O movimento, articulado por meio do Conselho de Desenvolvimento e Integração Sul (Codesul), contesta frontalmente a nova Política Nacional de Concessões Ferroviárias e a Carteira de Projetos apresentada pelo Ministério dos Transportes.
O ponto central da discórdia é a proposta de fragmentação da Malha Sul. Enquanto o plano federal prevê dividir a atual estrutura em três frentes independentes — o Corredor PR/SC, o Corredor Mercosul e o Corredor Rio Grande —, o Grupo de Trabalho do Codesul argumenta que este formato pulverizado falha em atender às necessidades de recuperação do modal.
Para os estados do Sul, que juntos respondem por 18,3% do PIB brasileiro, a fragmentação ameaça a eficiência logística da região. A contraproposta defendida pelo bloco é a estruturação da nova concessão em bloco único, apontada como a saída mais viável para garantir escala econômica, coerência no escoamento de cargas e atratividade para o investidor privado.
Falta de diálogo e “apagão” técnico
Além do modelo de negócios, o tom do ofício enviado ao Ministério dos Transportes é de forte cobrança institucional. Os estados manifestaram profunda “inconformidade” com a condução do processo, acusando o governo federal de mantê-los à margem de decisões estruturantes e estratégicas.
A queixa ganha peso com a denúncia de falta de transparência: segundo o Codesul, os estudos técnicos da Malha Sul conduzidos pela estatal Infra S.A. não foram compartilhados com as equipes regionais. Em nota, o conselho destacou que a postura do ministério fere os princípios da cooperação federativa e inviabiliza contribuições técnicas qualificadas.

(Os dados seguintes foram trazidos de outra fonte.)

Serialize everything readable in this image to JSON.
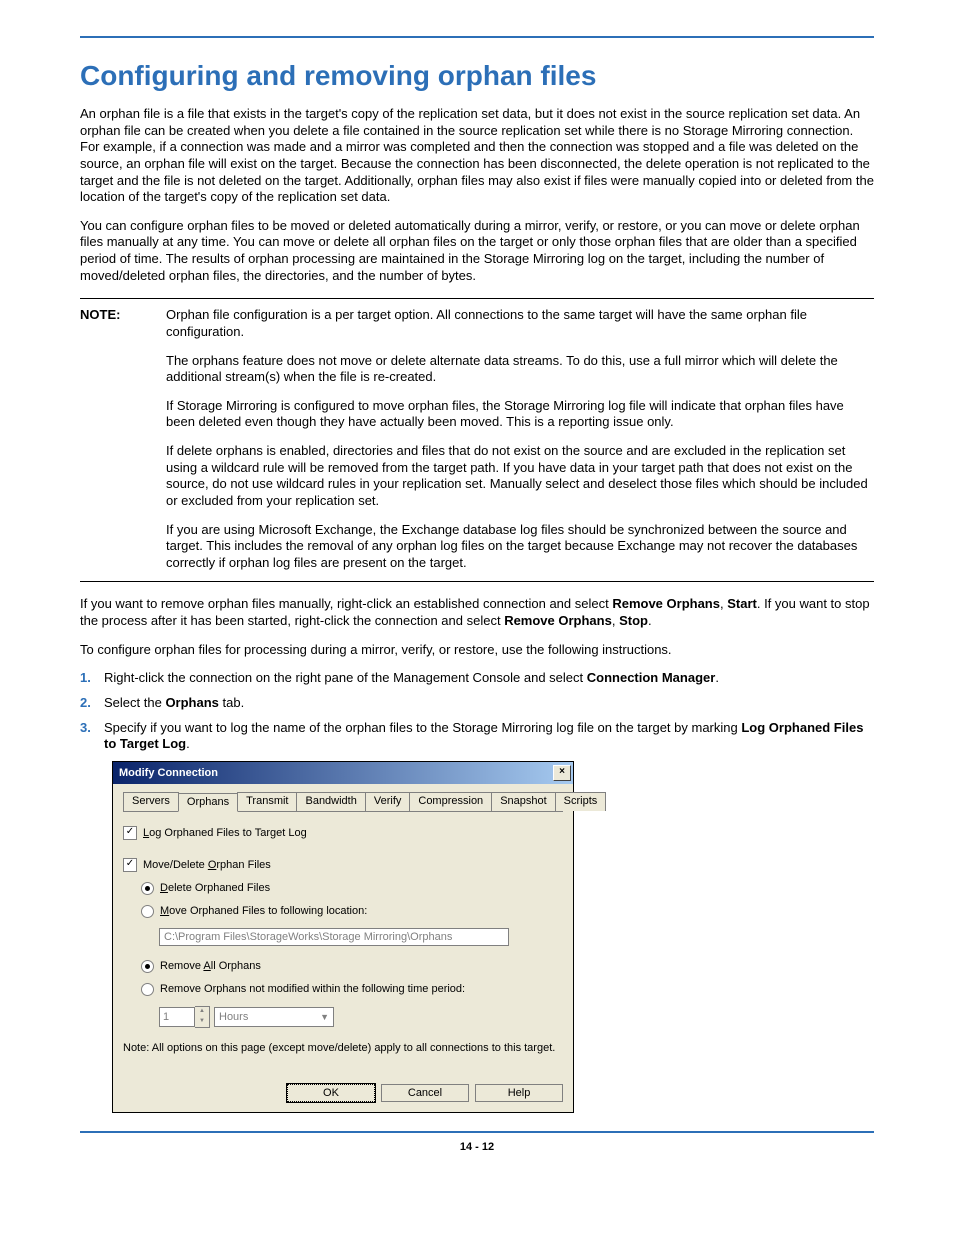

Para mudar o rumo das negociações, o bloco sulista apresentou uma lista de exigências e salvaguardas: Acesso imediato aos estudos: Disponibilização integral dos relatórios da Infra S.A. aos comitês estaduais. Resolução de passivos: Exigência de que a concessão vigente equacione seus passivos antes de um novo leilão, o que inclui a recuperação obrigatória de trechos abandonados, degradados ou inoperantes. Transição segura: Garantia de continuidade operacional das ferrovias que já estão em atividade, evitando o desabastecimento logístico entre o fim do contrato atual e o início do próximo.
Aliança entre o executivo e o setor produtivo
Demonstrando que a pauta não é apenas política, mas uma demanda de mercado, o documento enviado a Brasília unificou lideranças públicas e privadas. Assinam o manifesto os governadores Ratinho Junior (PR, atual presidente do Codesul), Jorginho Mello (SC), Eduardo Leite (RS) e Eduardo Riedel (MS).
Ao lado deles, subscrevem o texto os presidentes das Federações das Indústrias, da Agricultura, das Associações Empresariais e das Organizações das Cooperativas dos quatro estados — setores que dependem diretamente dos trilhos para escoar safras e a produção industrial até os portos.
Como próximo passo nesta queda de braço federativa, os estados do Codesul anunciaram que vão financiar e contratar um estudo técnico complementar por conta própria. O objetivo é desenhar um modelo alternativo de política pública e uma estrutura contratual robusta para a futura concessão, forçando o Ministério dos Transportes a reabrir a mesa de negociações sobre o destino do transporte ferroviário no Sul do Brasil.